Smith and Mount Maunganui-based Van Der Nagel are good mates who travelled to Gisborne together.
Van Der Nagel, the nephew of local man Collin Jeffrey, was competing in it for the third time and with Poverty Bay hosting the Freyberg Masters national interprovincial from November 6, it was a great chance to check out the course.
The pair were highly impressed — Smith describing it in one word . . . “pure”.
Both men were relatively unchallenged en route to Saturday’s final.
Smith had not gone past 14 holes in his first two matches and was taken only one further by Patutahi’s Hukanui Brown in the Saturday morning semifinals before shaking hands.
Van Der Nagel also won his semi on the 15th against one of the stories of the tournament — 18-year-old Zach Rolls, who defeated Dean Williams (of Canterbury course Amberley) in the first round, then 2019 PB Open champion and Poverty Bay senior club champion Simon Jeune in the quarterfinals.
Left-hander Rolls, who won the third 16 at the PB Open last year, hung in to be square with Van Der Nagel after nine holes but fell away in the second nine.
His efforts earned him the Bill Donnelly Memorial Trophy awarded to the top all-round junior golfer.

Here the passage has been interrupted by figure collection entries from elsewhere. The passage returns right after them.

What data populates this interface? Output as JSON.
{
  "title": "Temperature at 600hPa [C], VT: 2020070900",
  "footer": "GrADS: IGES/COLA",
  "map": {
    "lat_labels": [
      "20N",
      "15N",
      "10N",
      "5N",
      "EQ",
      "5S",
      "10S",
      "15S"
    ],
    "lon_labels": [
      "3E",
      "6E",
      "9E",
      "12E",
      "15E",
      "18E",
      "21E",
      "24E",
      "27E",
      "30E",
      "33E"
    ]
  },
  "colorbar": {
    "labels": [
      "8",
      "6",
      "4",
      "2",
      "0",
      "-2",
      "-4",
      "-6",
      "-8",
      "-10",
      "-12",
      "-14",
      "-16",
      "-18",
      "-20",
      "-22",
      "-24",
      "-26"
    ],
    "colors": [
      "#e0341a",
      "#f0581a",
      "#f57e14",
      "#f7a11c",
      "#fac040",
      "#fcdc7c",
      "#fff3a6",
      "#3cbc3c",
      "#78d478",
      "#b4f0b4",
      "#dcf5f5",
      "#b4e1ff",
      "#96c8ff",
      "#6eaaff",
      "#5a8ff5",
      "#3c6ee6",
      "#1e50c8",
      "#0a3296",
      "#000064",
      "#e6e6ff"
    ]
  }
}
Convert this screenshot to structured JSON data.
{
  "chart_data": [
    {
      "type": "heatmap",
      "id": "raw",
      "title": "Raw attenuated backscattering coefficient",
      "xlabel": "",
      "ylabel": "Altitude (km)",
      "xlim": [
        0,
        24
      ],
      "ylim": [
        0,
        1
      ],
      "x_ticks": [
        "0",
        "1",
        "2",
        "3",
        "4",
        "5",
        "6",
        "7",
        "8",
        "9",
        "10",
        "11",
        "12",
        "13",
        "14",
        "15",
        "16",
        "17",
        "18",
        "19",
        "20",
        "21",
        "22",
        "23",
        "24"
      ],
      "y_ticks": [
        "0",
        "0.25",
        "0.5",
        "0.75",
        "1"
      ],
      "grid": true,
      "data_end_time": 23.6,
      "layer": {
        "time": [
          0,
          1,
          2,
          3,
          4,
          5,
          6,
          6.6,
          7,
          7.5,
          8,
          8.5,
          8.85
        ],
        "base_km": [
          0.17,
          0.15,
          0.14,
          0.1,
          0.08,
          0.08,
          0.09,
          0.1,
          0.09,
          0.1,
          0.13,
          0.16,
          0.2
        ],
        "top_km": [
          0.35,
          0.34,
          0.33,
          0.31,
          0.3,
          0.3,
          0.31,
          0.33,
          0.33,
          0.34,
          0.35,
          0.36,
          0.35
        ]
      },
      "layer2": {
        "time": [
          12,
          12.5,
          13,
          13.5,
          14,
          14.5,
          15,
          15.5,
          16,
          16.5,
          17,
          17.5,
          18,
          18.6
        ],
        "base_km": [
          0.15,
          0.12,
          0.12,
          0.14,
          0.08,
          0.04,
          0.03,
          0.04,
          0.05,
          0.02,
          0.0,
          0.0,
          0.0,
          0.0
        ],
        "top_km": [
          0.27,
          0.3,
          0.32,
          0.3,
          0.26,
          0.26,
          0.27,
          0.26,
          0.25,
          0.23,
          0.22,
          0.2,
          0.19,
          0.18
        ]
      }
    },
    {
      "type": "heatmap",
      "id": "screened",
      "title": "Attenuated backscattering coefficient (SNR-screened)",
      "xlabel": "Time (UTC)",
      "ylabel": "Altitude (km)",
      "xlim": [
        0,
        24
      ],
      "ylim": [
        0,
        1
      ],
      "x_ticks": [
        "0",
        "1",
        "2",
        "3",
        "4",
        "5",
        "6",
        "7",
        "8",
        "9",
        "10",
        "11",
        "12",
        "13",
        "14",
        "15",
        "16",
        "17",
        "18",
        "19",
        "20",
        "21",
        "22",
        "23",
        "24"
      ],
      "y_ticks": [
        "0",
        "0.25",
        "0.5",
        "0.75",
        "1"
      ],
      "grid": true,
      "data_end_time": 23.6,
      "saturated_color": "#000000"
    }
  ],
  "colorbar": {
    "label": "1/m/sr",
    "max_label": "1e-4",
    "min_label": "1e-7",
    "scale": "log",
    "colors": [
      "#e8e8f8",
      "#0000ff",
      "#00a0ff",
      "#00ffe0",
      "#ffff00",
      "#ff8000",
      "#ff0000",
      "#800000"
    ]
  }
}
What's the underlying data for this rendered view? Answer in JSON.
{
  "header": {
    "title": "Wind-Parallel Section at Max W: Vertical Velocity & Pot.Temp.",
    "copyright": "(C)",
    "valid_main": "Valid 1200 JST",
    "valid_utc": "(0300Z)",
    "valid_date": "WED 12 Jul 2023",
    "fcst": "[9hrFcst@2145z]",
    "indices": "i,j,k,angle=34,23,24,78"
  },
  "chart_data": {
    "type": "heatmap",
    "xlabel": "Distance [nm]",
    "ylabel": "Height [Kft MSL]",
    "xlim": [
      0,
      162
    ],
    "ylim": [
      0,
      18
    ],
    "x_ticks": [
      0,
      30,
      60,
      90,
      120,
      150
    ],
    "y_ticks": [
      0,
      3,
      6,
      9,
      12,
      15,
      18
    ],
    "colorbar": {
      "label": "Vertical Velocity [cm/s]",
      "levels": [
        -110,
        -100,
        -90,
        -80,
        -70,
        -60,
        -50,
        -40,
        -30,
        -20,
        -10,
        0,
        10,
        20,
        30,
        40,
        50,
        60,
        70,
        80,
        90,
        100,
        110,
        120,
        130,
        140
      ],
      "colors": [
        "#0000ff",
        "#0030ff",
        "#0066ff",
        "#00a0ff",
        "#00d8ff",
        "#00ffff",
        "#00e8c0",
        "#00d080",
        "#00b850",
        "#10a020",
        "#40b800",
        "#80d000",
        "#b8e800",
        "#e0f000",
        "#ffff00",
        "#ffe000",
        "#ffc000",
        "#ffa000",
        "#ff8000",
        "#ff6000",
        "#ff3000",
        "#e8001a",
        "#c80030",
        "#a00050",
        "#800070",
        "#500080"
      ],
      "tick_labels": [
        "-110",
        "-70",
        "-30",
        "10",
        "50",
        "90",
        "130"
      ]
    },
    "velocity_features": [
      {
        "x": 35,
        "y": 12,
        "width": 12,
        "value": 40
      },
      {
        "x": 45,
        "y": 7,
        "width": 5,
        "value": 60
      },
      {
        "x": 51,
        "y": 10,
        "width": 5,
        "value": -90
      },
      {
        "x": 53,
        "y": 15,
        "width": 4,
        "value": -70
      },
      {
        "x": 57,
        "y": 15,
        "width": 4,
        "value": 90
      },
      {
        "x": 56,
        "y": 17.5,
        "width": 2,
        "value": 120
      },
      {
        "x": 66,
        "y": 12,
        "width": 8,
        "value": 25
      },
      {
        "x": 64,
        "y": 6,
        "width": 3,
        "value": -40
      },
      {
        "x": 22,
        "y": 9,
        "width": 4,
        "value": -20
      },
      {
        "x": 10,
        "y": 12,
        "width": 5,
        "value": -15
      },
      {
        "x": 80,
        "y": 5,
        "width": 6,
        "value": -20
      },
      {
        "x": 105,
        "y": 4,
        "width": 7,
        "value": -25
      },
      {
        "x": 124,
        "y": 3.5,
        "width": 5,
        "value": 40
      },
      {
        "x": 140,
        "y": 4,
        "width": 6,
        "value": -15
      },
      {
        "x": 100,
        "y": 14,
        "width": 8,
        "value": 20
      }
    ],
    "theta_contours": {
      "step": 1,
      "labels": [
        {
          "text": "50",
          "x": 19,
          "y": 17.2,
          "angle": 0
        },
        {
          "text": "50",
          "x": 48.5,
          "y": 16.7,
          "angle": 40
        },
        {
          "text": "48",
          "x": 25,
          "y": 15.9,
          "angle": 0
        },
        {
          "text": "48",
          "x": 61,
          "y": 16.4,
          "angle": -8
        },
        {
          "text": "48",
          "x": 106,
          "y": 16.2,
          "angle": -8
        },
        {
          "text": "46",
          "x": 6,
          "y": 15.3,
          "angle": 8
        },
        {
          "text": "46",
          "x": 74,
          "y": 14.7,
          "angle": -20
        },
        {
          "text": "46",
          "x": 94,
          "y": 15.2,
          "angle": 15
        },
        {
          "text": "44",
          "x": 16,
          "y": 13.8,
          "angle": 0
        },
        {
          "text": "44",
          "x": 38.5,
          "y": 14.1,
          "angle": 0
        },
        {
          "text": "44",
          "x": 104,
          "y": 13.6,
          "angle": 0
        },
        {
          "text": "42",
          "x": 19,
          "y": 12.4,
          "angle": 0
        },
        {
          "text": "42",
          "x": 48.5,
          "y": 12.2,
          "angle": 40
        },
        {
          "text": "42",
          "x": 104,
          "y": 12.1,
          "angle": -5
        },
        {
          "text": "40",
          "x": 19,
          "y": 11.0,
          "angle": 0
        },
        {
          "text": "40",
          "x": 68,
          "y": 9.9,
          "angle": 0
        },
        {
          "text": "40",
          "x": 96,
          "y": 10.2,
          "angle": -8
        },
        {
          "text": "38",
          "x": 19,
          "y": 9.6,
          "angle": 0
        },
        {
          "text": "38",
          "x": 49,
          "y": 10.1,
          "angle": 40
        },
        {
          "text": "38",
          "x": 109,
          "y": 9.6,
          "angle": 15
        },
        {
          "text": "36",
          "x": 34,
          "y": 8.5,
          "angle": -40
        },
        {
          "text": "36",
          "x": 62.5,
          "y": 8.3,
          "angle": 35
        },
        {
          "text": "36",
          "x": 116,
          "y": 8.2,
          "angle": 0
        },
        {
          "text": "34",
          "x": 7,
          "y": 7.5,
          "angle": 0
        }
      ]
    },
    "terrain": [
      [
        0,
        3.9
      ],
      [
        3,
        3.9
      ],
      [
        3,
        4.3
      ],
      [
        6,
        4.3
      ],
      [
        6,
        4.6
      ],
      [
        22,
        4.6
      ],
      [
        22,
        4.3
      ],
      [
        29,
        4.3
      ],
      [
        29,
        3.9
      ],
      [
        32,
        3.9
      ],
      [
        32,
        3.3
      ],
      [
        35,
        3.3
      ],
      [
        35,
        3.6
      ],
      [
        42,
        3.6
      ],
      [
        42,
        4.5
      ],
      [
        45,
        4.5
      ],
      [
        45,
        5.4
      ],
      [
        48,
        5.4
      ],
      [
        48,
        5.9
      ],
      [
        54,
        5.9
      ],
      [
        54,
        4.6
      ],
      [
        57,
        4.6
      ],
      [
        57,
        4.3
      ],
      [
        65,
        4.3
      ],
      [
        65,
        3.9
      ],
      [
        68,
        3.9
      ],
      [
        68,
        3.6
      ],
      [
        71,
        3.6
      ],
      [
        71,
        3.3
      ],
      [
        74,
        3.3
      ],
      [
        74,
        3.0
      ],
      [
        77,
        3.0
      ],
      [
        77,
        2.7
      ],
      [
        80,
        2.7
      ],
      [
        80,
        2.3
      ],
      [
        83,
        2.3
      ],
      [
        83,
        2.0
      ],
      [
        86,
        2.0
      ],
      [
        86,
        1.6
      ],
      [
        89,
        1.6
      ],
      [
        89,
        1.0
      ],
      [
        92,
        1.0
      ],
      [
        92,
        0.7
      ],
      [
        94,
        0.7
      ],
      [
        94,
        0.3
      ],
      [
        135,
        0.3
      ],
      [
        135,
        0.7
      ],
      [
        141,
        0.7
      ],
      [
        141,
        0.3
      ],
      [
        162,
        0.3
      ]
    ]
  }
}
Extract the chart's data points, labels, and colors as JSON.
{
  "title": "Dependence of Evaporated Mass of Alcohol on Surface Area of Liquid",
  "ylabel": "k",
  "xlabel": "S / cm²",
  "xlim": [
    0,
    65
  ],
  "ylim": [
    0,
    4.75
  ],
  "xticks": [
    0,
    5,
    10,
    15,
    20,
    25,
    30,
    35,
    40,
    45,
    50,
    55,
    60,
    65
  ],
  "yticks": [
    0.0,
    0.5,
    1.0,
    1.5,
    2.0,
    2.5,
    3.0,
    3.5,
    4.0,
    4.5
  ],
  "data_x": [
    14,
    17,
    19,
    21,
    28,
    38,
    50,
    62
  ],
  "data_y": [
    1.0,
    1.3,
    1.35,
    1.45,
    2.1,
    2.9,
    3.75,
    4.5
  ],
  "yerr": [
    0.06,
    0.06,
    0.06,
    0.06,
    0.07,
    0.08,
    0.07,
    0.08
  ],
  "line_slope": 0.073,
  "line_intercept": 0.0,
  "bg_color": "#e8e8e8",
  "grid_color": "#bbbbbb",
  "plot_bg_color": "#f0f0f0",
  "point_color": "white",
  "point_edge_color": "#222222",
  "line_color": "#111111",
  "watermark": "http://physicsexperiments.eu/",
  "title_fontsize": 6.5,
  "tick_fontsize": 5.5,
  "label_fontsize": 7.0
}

The final was expected to be a high-quality affair although a stiff wind put paid to any McIlroy-like performances, particularly on the front nine of a course in which the order of holes was changed for the Open — the usual fifth hole becoming the 18th and the sixth converted to the 10th among the alterations.
At the halfway stage, the pair were locked all-square.
Smith won the 11th with a par after both men went into trees on opposite sides of the fairway, and he went 2-up with a birdie on the 14th.
Van Der Nagel’s putting kept him in it which he admitted later was a surprise as it wasn’t a strong part of his game.
Both men were short of the par-3 15th and opted to putt from well off the green.
Smith took three to get down, Van Der Nagel two and the deficit was one.
A superb wedge-hit third shot by Van Der Nagel to within gimme distance on the par-5 16th squared the match, and he sank a clutch 6-footer on the 17th for the half.
Van Der Nagel had a chance to close out a comeback win on the 18th but left his 18-footer birdie effort agonisingly short and the pair headed back to the first tee for a sudden-death playoff.
The shot of the final came on that par-5 hole. Smith missed the fairway right and while it was a reasonable lie, the ball was sitting in the rough above his feet with a large tree uncomfortably near his line.
He pulled out a 3-wood and flushed his ball to 15-feet of the hole.
Van Der Nagel had crushed his drive down the middle and his 5-iron-struck shot found the heart of the green. His 30-foot eagle putt burned the edge of the hole and he watched nervously as Smith missed his eagle attempt.
Van Der Nagel made what proved a fatal mistake on the par-3 20th, putting his 9-iron tee shot into the left bunker.
Smith hit a 6-iron tee shot under pressure to the front right, and after Van Der Nagel left his sand shot short and missed his par putt, Smith slotted a 2-footer for the title.
Walking back to the clubhouse afterwards, Smith paid tribute to his mate.
“If there was anyone I was going to lose to, I would have been happy if it was him.”
Van Der Nagel was likewise complimentary of his mate who he has been encouraging to play more.
Van Der Nagel is one of two selectors for the BoP masters squad. There is a quadrangular to be played early next month before the team are finalised and Smith, on this showing and having led BoP to several national interprovincial titles in the past, is clearly in the mix.
In his prize-giving speech, Smith lauded the quality of the course, saying he had been “privileged” to have played great courses in his career and Poverty Bay was up there with the best.
Second 16 winner David Solomann, from Gisborne but now playing at Whitford Park in Auckland, also heaped praise on the course and greenkeeping staff led by William Brown — the reigning PB Open champion who was unable to play due to a recent operation.
Solomann described it as “a treasure”.
Solomann chipped in for birdie on the 16th to win his final over Electrinet Park Ian Loffler, who deserved special mention for his attrition.
Loffler played six rounds over three days, then had to go back out yesterday for the Park intermediate men’s club championship final. He lost to Tom Reynolds.
Other division winners at the PB Open were Allan White (Poverty Bay, third 16); Carl Carmody (PB, fourth 16); Barry Matthews (Titirangi, fifth 16; Joe Tuoro (Hastings, sixth 16); and John Pittar (PB, seventh 16).
The tournament action came to a climax with the E&H/BDO Nearest Pin Challenge featuring seven finalists. Poverty Bay’s Deevon Gray put one of his two 100-metre attempts closest to the hole to win the $1000 Prezzy Card.
In what is surely a first at any tournament at Poverty Bay let alone the Open, two players — Marcel Campbell (Poverty Bay) and Chris Coleman (Hastings) — twice each made eagles on the 290m par-4 14th (usually the 10th) hole.
The pair drove the green each time — one of Campbell’s efforts finishing centimetres away from what would have been a historic hole-in-one.